In a context of an ethnically sensitive conflict, it is particularly
imprudent to open the military to the ideological influence and
propaganda of a demagogic party with fairly extreme views on the
settlement of that conflict. According to the pro-JVP website "Lanka
Truth", Mr. Weerawansa told assembled army men on a visit to Jaffna that
there was no ethnic issue but only a terrorist conflict in Sri Lanka and
that the LTTE was a mercenary army. A merger of (Rohana) Wijeweera-ism
and (D.B.) Wijetunga-ism, this goes completely contrary to President
Rajapaksa's speech to the expert advisory committee of the all-parties
conference. I might add that if the JVP spokesman's views are correct
then the LTTE is the only mercenary army in the world to be able to
motivate its fighters to carry cyanide capsules and to blow themselves
up! The truth is that the LTTE is not a "mercenary" army: who on earth
is its paymaster? Who is it employed in the service of? It is far more
dangerous than a mercenary army: it is a highly motivated, fanatical,
"fascist" army. The "Asian Tribune", a website broadly sympathetic to
Karuna carried a lengthy statement by Pillian, a TMVP leader in the
East, condemning the JVP-led proposal to scrap the merger. His statement
contained a rebuttal of the news report of their party's assent at the
meeting of the JVP -led 7 party front. Meanwhile the EPDP and Dr.

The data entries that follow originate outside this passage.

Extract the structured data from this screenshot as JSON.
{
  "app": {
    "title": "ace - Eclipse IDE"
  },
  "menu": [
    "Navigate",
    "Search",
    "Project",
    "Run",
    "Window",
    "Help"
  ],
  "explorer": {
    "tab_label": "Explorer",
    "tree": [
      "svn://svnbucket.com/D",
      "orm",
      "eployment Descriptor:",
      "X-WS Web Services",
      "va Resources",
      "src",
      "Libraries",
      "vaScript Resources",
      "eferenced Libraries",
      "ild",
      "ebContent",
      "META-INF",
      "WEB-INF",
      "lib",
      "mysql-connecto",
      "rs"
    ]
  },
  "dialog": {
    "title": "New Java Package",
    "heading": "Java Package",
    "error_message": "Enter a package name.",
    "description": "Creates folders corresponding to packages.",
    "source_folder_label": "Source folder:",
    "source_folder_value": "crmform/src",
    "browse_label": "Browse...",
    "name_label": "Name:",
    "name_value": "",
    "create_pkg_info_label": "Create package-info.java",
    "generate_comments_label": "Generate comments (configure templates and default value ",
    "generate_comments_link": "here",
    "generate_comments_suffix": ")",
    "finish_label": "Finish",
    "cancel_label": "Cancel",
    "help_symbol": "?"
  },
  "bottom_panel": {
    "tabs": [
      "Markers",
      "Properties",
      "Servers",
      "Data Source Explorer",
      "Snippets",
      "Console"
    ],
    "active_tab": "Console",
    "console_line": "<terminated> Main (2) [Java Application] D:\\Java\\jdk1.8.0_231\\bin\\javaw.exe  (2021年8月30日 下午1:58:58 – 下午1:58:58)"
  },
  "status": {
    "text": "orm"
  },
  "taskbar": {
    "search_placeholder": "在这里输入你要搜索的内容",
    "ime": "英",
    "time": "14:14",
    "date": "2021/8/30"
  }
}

Wigneshwaran's party has slammed the de-merger slogan. My point is that
the JVP's latest political initiative is far too extreme even for the
most anti-LTTE Tamil elements, who are the indispensable allies of the
Sri Lankan state. The inculcation of extremist ideology into the armed
forces could result in the kind of ethnic carnage that the former
Yugoslav army resorted to when it decomposed into a formation with a
militant Serbian ideology.
So long as the anti LTTE forces are not pro-autonomy, the anti LTTE
cause will be de-legitimised in the eyes of the world at large. So long
as the pro-autonomy forces are not anti-LTTE (i.e. anti-separatist
terrorist) or perceived as pro-LTTE, the cause of autonomy will be
discredited in the eyes of a majority of Sri Lankan citizens. It is only
if the anti-separatist/terrorist forces become pro-autonomy or the
pro-autonomy forces become anti-separatist/terrorist or the two forces
unite in a broad national coalition, that the key to the crisis can be
cast. None of the three prospects seems likely.
Devolution in a bullock-cart
War is said by Clausewitz to be politics by other means, but politics
is lagging far behind the war. While the war accelerates and the
situation spirals downward fast, the search for devolution - an
alternative which can strengthen us by securing support from our
neighbour - paradoxically proceeds at the pace of a bullock-cart!
The JVP is striving to hold President Rajapaksa hostage to the
'unitary' slogan of Mahinda Chinthana, in the same way that S. W. R. D.
Bandaranaike was prevented from implementing the B-C pact in '57, by the
lobbies and pressure groups that pushed the SLFP into 'Sinhala only' in
'55-'56. The JVP's intractability on devolution calls into question its
desirability as a formal coalition partner of the Rajapaksa
administration, since such a partner will wield a veto over the
President's ability to push through the reforms that the situation so
desperately requires (according to everyone ranging from Anandasangaree
to Richard Boucher and Manhmohan Singh). A formal governing coalition
with the JVP will also tarnish the image of the Rajapaksa administration
internationally, making it easier for the pro-LTTE lobbyists to depict
it as hostage to radical Sinhala chauvinist forces. Far better then, the
induction of UNP dissidents and an early general election.
If the ruling SLFP is unable to rid itself of dependence on dogmatic,
demagogic ultranationalists in the name of 'the unity of anti-UNP
forces' and the UNP is unable to rid itself of its eternally unelectable
pro-Tiger leader, then the conflict may never cease and Sri Lanka will
be a country at a dead-end, where imagined historical memory is long,
while life is "nasty, brutish and short".